2. Lots of products hide the salt content
They will try and disguise it by only putting on the “sodium” content. Who knows what that means? How much sodium is salt? I’ve found a great explanation here.
3. Do you know how big a serving is?
I saw an episode on The Biggest Loser which highlighted this very well. They basically asked the contestants to guess how big a portion is of each food, as specified on the packet out of which it comes. There was a minature pizza which pretty much anyone could have polished off in one sitting. This contained 6 servings!! Yes, 6!! So the calories and fat listed on the back didn’t seem all that bad…. until you multiplied them by 6.
I’ve seen in supermarkets the tiny packs of nuts (the ones I saw were right next to the chocolate bars, opposite the sandwiches – prime lunch spot) which state that a serving is 25g. But the pack is 40g! Try and figure that one out without some scales.

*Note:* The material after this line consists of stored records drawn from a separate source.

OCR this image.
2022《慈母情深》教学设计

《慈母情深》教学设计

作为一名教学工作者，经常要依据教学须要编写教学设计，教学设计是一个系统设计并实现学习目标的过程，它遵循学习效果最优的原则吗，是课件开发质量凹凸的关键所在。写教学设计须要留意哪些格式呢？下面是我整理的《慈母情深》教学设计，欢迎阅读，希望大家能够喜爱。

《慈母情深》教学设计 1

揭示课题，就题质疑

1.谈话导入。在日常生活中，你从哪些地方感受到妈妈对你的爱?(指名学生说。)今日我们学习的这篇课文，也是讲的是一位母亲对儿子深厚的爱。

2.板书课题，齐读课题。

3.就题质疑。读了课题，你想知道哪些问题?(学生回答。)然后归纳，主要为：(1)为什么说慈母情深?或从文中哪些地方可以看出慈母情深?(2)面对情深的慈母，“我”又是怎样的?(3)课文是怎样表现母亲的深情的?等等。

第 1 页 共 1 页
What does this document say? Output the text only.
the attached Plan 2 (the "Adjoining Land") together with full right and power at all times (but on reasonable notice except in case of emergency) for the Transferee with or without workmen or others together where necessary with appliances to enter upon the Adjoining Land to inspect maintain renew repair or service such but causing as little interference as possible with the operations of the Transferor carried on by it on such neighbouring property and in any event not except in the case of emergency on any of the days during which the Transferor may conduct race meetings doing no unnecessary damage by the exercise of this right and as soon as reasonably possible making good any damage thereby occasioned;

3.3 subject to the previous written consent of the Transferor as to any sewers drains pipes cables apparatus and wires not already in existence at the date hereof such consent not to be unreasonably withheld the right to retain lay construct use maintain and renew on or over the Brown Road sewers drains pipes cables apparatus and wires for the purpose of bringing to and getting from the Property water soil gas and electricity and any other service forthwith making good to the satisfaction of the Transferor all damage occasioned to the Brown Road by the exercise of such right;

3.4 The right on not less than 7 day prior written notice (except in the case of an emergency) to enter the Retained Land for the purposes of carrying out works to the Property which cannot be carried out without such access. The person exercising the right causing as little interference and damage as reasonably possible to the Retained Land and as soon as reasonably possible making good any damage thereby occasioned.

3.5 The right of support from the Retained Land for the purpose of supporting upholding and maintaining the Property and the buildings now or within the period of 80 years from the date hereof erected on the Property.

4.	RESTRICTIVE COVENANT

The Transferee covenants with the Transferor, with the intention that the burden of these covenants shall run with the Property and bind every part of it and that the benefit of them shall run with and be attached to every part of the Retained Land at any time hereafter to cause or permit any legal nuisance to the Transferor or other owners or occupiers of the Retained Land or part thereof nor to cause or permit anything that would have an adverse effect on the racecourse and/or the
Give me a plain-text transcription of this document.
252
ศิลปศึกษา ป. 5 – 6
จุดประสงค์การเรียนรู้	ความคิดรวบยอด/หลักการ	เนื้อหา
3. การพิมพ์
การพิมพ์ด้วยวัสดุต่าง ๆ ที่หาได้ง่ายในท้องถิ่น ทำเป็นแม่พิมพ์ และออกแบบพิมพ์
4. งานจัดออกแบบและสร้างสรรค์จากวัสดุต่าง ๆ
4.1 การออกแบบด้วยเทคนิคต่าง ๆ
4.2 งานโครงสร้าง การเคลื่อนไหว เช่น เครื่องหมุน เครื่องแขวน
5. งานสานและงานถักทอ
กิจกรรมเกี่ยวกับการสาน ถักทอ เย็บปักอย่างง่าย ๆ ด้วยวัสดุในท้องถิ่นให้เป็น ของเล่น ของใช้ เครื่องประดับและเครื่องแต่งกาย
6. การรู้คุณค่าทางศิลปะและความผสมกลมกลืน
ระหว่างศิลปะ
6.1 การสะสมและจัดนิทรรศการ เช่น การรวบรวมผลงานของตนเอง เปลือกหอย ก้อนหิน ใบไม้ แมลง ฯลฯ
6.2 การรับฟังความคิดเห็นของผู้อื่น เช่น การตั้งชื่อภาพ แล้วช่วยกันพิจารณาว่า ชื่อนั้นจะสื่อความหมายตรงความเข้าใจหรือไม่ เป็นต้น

The best way to figure out what you are putting into your mouth is to check the “per 100g” nutritional info, and then look at how many grams are in the whole packet.
4. Did you buy your food from a “Health Shop”?
You know the kind. The ones that entice you in with promises of “natural” or “wholesome” foods. You know, just because something is natural or organic, doesn’t mean it’s good for you.
Look at the example of yogurt coated raisins and peanuts. A colleague was eating a bag the other day and when I remarked on her rather naughty choice of snack, her response was “it’s not naughty, it’s from Holland and Barrett”. I made a throwaway comment that she might as well have a mars bar. Was I really so far off the mark?
Per 100g of mars bar you get 449 calories, 17.1g of fat and 59.7g of sugar.
In addition to this, one mars bar is 51g and unless you’re feeling especially gluttonous, you’ll probably only have one at a time . My colleague ate half her 250g bag of raisins and peanuts. You do the math!
5. Are you following a low carb diet?
More and more of us are choosing to adopt a low carb diet. I personally am a big fan when I’m in a shredding phase, but it’s always controlled, I always make sure I have a weekly cheat meal, and it’s never for more than around 10 weeks at a time.
Do you know that 100g of apple has around 14g of carbs? Are you aware that to be serious about your low carb diet, you should be consuming around 0.5g of carbs per lb of body weight? That’s about 65g of carbs per day for a 130lb person (me!) and it soon adds up if you’re on the smoothies or big salads.
I’m neither supporting or condoning this diet as a long term thing, but just putting out there that people don’t realize that fruit and veg is a major source of carbohydrates.